UPDATED OCT. 24: House candidates answer questions regarding economy, education

Questions 3 and 4: education

This editorial forum is to let voters get insight on which candidate they feel is best suited to represent them in Lansing. Incumbent Tim Moore (R-Farwell) and Kathy Wilton (D) were both asked to respond to the same questions, two on the local economy and two on education.

Question 3:

Schools in Arenac County are losing students every year whether a student has to move due to relocation of a working parent or dissatisfaction with a district. How will you help these three local schools (Standish-Sterling Community Schools District, AuGres-Sims School District, Arenac Eastern School District) with the burden of losing state funding when they lose students and how can you help schools grow and provide the resources necessary to attract and keep students?

Kathy Wilton:First and foremost, the Legislature has not made good on its promise when Proposal A was passed in 1994 that changed the financial structure on how our public schools are funded. All K-12 public school districts were supposed to be put on equal footing wherein each would receive the same student foundation grant statewide. This has not happened and every year our northern school districts face the same dilemma of budgeting for the ensuing year not knowing if there is enough sales tax revenue to fund and keep up with the rate of inflation for our school districts. Meanwhile, each year legislators in Lansing drag their feet on passing a balanced state budget that puts our districts between “a rock and a hard place.” So for 14 years, out-state districts have been shortchanged with their funding and this practice should be stopped. In addition to equitably restoring student foundation grants, I believe a countywide effort should be made to develop alternative energy jobs to revitalize the local economy. In doing so, this measure will attract families back to the county. If job revitalization doesn’t occur in the not-too-distant future, Arenac County’s three school districts will continue to lose their student population, which will result in some form of consolidation or consortium to provide the best education possible for these K-12 youngsters. Currently, Arenac Eastern’s school population is under 300; AuGres lost 50 students this year bringing their population to 400; and Standish-Sterling is down 21 students bringing their total to 1,802. With the escalating drop in students, some form of collaboration between the districts is imminent.

Tim Moore: Part of this issue all comes back to jobs. The schools in Arenac County are losing students to relocation because of the state of the economy in Michigan. We need to first address job creation in this area if we are going to get families to stay here and raise their families. Secondly, the funding gap between these schools and schools in different parts of the state needs to change. One of the biggest battles that I have fought in Lansing since joining the legislature is closing the funding gap between the highest per-pupil funded schools and the lowest funded per-pupil schools which is every school in the 97th District. Some strides have been made in recent years however there is much more that can be done. The children in the 97th District are worth every dime that the children in Southeast Michigan are worth. While other schools are deciding what facility to build next, our schools struggle to bus our students. If our children are expected to compete in both school and eventually the job market, they deserve every resource that the students in the rest of the state are receiving.

Question 4:

Many people feel that state education requirements dealing with AYP and MEAP scores are not accurately reflecting the success/failure of a school district. Do you feel this way? If so how would you try to change the educational assessment system? If you agree with the current standards, please support your position.

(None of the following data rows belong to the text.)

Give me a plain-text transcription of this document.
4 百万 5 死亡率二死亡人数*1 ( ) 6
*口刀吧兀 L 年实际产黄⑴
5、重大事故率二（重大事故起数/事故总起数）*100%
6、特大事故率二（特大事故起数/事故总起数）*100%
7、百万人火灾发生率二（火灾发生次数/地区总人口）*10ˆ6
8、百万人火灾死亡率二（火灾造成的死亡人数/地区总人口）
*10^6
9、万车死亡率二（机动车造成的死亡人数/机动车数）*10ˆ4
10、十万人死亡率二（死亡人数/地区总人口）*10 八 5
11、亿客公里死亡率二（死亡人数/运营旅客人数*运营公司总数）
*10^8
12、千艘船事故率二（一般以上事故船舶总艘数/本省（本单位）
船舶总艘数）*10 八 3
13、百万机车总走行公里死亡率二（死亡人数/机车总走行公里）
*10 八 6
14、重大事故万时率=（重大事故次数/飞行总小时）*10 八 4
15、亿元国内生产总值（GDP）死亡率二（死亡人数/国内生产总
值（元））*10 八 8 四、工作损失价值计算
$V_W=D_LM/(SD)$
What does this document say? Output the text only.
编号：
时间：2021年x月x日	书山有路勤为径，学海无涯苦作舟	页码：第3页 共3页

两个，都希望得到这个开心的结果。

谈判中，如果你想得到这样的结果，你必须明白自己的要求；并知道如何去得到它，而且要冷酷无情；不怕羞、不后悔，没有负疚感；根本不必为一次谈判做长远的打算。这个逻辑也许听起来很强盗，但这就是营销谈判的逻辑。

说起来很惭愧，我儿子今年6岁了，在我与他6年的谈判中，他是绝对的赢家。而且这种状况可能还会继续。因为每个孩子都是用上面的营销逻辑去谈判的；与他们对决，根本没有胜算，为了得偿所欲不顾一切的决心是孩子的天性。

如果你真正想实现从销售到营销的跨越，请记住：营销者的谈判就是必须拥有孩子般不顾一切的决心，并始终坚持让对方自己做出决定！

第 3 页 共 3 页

Tim Moore: I absolutely DO NOT believe that these scores are accurately reflecting the success/failure of a school district. As I said in the previous question, some schools in other parts of the state are receiving thousands of dollars more per pupil then the schools in the 97th district. How can our children be expected to perform at the same level with fewer resources? Secondly, while I do believe that schools must prove that our children are learning, I think the government needs to let our teachers do what they are educated to do and teach our children as they were trained. Too often government incorrectly feels that they have all the answers when they don’t. As a father of three young boys, I trust that my children’s teachers who spend everyday with them in the classroom know the best education path for them as opposed to some bureaucrat in Washington D.C. I know this because I have seen their success it firsthand. It’s time to let the teachers teach and allow more decision making at the local level.

Kathy Wilton: Yes. The Adequate yearly Progress (AYP) report card is a monster created at the federal level through the ESEA (No Child Left Behind). It does not adequately and/or accurately reflect student progress. Example: District A has 85 percent success rate in passing the MEAP. The following year the district’s percentage drops to 84 percent and is labeled a failure, earning minimal points towards AYP. District B has 50 percent success rate in passing the MEAP. The following year this district’s percentage is 51 percent thus they have made AYP, and are deemed to be successful by scoring high points when only 51 percent of its student population passed the MEAP. Do you think District A is a failure with an overall passing rate of the MEAP at 84 percent of its student population? District B demonstrates 51 percent of its student population passing the MEAP. Obviously, District A is more successful with the MEAP; however, it is considered a failure. My suggestion is to get rid of the AYP report card and use the MEAP test scores to accurately reflect student progress. Another suggestion is to move MEAP testing back to spring. How can you test third graders on math and English and language arts at the beginning of the school year when they haven’t had time to learn third grade skills at that point in time? It makes better sense to test them on these subjects in the spring after they have had time to learn and use these skills for three-fourths of the year.